Handle-style curves allow the author to define locations of important features along the curve, and to control the tangency direction and amount at each. Note that these points are not the control points used to mathematically compute the curve (we can tell because they lie on the curve). Rather, the actual control points are calculated behind-the-scenes in order to produce a curve that passes through the points of tangency as described by the handles. The interface provided by Adobe Illustrator defaults to a handle-style interaction with curves.

Control Cage Style

The 'control cage' style of defining a curve is perhaps less intuitive than the handle-style, since the defined points are not on the curve, but it does hew more closely to actual mathematical calculation of the curve. Here, the user is asked to define a set of control points through which a curve will be interpolated. Note the relationship between the control cage and the resulting curve: only the first and last points given are on the curve, and the points directly adjacent to these describe the direction and magnitude of the tangency (much like a handle).

Kinks and Weights

Special implementations of NURBS can include additional control structures besides the control points - including "weights", or relative influence of each point, and "kinks" indicating a moment of non-tangency.

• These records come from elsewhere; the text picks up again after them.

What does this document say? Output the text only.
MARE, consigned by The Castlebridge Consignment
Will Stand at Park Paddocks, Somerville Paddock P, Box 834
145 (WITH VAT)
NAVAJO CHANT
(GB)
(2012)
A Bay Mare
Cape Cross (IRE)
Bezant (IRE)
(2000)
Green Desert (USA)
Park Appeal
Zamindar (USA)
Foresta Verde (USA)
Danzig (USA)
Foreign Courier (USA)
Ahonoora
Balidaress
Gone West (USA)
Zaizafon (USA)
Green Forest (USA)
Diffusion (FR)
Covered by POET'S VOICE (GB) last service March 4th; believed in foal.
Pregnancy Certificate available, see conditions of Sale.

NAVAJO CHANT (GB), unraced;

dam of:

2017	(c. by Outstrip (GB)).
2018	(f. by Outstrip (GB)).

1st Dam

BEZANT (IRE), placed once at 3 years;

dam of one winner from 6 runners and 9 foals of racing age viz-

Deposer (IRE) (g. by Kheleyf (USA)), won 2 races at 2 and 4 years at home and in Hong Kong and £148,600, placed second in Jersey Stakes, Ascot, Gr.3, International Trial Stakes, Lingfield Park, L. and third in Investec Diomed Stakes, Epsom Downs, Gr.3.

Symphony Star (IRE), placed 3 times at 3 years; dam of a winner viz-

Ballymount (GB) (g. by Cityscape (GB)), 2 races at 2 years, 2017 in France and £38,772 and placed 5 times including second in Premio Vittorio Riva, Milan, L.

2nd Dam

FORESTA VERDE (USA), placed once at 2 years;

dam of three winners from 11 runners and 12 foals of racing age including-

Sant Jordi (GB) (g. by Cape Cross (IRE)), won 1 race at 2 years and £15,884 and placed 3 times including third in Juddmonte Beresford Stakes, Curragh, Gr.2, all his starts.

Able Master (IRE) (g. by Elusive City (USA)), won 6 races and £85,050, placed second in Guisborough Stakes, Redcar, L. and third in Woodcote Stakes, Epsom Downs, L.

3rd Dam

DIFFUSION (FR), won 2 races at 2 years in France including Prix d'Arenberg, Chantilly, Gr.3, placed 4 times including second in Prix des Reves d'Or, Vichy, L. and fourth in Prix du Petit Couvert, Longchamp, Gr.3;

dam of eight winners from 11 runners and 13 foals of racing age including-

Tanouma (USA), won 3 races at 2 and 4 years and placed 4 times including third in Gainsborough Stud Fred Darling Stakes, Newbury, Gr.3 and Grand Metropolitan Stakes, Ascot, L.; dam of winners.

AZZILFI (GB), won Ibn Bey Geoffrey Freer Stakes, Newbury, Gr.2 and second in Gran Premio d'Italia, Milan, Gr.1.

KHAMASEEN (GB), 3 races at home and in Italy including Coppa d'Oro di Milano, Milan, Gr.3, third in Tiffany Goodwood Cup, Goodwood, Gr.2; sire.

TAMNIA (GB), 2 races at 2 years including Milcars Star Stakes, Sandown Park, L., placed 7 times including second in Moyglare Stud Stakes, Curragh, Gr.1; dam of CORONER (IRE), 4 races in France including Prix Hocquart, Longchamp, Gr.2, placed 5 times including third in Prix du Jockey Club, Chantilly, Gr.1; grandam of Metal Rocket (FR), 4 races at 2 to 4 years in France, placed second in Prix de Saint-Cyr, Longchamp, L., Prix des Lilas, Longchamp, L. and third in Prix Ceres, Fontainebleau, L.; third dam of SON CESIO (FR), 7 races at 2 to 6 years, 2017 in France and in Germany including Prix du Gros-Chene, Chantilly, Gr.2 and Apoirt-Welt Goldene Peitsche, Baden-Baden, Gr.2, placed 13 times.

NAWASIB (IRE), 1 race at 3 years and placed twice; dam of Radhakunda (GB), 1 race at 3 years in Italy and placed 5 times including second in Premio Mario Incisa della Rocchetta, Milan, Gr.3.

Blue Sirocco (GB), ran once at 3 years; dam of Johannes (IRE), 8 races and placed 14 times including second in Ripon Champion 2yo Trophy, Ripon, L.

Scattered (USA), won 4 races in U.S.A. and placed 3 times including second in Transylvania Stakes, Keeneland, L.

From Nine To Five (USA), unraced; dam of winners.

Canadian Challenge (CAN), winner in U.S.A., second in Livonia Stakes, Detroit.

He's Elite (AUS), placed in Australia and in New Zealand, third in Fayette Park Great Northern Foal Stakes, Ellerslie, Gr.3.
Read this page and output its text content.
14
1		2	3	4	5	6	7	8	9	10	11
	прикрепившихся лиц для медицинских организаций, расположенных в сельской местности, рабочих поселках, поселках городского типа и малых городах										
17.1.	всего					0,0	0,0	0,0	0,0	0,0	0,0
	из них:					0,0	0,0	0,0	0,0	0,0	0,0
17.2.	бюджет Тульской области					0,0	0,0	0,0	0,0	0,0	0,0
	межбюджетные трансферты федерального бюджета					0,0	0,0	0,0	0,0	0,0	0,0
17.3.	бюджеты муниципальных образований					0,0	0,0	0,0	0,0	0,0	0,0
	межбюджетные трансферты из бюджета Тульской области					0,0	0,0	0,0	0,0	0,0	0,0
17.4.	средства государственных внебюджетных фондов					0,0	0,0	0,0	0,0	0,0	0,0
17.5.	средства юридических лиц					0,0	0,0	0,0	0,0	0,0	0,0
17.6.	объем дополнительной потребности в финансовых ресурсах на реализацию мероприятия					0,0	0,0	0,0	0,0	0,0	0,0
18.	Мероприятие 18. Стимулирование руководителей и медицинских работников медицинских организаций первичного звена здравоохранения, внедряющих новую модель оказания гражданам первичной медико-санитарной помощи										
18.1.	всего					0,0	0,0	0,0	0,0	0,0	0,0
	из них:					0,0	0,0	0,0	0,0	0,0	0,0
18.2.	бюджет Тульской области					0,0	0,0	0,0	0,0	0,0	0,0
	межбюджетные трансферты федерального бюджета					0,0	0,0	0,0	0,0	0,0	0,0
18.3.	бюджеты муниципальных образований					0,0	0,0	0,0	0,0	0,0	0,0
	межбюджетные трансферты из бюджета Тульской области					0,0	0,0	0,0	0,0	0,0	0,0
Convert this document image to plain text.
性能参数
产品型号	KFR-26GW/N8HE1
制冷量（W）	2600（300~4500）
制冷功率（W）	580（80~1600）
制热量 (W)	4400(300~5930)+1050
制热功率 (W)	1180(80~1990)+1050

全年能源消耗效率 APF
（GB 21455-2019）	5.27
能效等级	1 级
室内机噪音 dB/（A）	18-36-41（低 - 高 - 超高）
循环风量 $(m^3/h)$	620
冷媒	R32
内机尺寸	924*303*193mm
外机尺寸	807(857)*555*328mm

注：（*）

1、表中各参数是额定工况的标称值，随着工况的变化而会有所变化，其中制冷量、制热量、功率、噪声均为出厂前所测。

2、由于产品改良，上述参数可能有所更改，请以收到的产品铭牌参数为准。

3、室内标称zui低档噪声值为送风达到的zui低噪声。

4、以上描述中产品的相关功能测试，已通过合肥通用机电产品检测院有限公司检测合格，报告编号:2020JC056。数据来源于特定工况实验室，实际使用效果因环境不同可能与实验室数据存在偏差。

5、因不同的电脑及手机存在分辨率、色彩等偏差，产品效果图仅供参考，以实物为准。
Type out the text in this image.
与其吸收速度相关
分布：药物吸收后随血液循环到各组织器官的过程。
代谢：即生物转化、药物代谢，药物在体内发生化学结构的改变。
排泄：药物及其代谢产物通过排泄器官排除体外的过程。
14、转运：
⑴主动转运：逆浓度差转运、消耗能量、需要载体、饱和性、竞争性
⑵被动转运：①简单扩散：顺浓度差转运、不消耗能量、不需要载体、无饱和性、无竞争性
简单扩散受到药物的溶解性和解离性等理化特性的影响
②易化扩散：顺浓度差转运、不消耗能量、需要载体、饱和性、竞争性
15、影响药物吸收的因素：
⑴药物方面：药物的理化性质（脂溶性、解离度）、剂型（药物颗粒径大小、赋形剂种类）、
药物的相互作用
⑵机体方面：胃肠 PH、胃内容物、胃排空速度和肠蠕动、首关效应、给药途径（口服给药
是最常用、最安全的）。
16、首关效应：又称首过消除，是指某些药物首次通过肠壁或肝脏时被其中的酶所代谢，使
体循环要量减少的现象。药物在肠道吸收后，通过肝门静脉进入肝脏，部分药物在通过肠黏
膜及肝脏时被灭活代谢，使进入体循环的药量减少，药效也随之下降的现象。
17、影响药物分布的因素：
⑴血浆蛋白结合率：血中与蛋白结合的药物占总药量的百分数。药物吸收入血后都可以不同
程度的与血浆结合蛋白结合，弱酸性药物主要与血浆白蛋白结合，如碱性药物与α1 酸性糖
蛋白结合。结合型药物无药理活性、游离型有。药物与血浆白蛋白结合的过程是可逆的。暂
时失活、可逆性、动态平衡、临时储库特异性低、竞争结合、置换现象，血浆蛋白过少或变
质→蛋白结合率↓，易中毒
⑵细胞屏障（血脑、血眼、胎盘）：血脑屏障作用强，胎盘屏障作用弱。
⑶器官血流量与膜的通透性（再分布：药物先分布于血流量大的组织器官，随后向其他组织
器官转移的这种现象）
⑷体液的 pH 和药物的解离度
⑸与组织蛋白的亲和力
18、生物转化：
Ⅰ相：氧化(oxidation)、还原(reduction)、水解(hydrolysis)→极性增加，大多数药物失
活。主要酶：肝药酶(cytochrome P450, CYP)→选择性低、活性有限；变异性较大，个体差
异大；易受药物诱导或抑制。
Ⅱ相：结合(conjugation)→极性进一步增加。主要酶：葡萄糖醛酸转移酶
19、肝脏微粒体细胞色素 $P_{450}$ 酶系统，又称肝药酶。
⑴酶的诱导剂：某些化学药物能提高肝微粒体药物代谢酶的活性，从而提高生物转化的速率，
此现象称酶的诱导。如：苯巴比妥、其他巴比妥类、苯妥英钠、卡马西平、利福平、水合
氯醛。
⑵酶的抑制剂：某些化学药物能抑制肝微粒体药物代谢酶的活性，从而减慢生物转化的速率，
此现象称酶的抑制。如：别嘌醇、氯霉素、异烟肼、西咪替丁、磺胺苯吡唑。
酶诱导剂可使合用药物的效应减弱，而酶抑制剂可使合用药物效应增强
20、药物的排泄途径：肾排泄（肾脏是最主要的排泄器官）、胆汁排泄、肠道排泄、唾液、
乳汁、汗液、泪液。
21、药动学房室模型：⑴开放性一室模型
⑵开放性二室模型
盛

Features and Idiosyncrasies

Due to their nature as interpolated parametric descriptions, NURBS Curves and Surfaces present a number of features that we might expect as well as idiosyncrasies that we might not.

Directionality

Because they are described by parametric equations, NURBS curves and surfaces exhibit directionality. When working with curves to create higher-level objects we must be aware of their relative directions. Use the Dir command in Rhino to view and edit the direction of objects.

Non-Uniform Division

Also due to their parametric nature, the division of NURBS curves and surfaces into equal-length divisions is not a natural operation. While software packages such as Rhino offer methods for doing so, such as the Divide command, other processes (such as the Grasshopper division of a curve seen nearby) suffer from the non-uniformity of NURBS curves.

Rectangular Topology

NURBS Surfaces are four-sided. Always. Their u- and v- directions are revealed to us when we view the isoparametric lines (or isoparms) that inscribe the rectangular grid on them. Dealing with the four-sided nature of the NURBS surface is like working with a rubber sheet. There are a number of approaches to sidestepping the four-sidedness of NURBS Surfaces, but each of these should be taken with a grain of salt. These are, in essence, "wrappers" or hacks, and the underlying mathematical representation of the NURBS Surface remains four-sided in each of them.

Subdivide

The most direct approach to getting around the four-sided limitation is to subdivide a given surface into four-sided parts. This generally works quite well, as the integrity of the NURBS surface is maintained. However, it can be ineffective in describing certain classes of form, and difficult to maintain if edges are forced into locations where they are not required.

Shrink

Shrinking an edge of a NURBS surface until it's dimension is nearly zero is another approach to the four-sided limitation, one that allows the construction of something that is topologically triangular. The downside of such an approach is that isoparametric lines will converge toward the "shrunken" edge. This can cause problems when arraying objects along the surface, or using the surface as a guide for the positioning of dependent geometry.

Stretch

It's not pretty, but one edge of a NURBS surface may be stretched and distorted such that it approximates two edges of a figure. The corner that lies at the middle of one of the NURBS surface edges will always display a rounded corner of some dimension.

Trim

By employing the higher-level description of a curve that rides along the surface of a NURBS Curve and defines a "legal boundary" beyond which the surface is simply ignored, we can create NURBS Surfaces with however many sides we want. The unfortunate consequence of this approach is that edits to the underlying surface must be conducted separately from the trim curve, which often results in difficult situations along trimmed edges.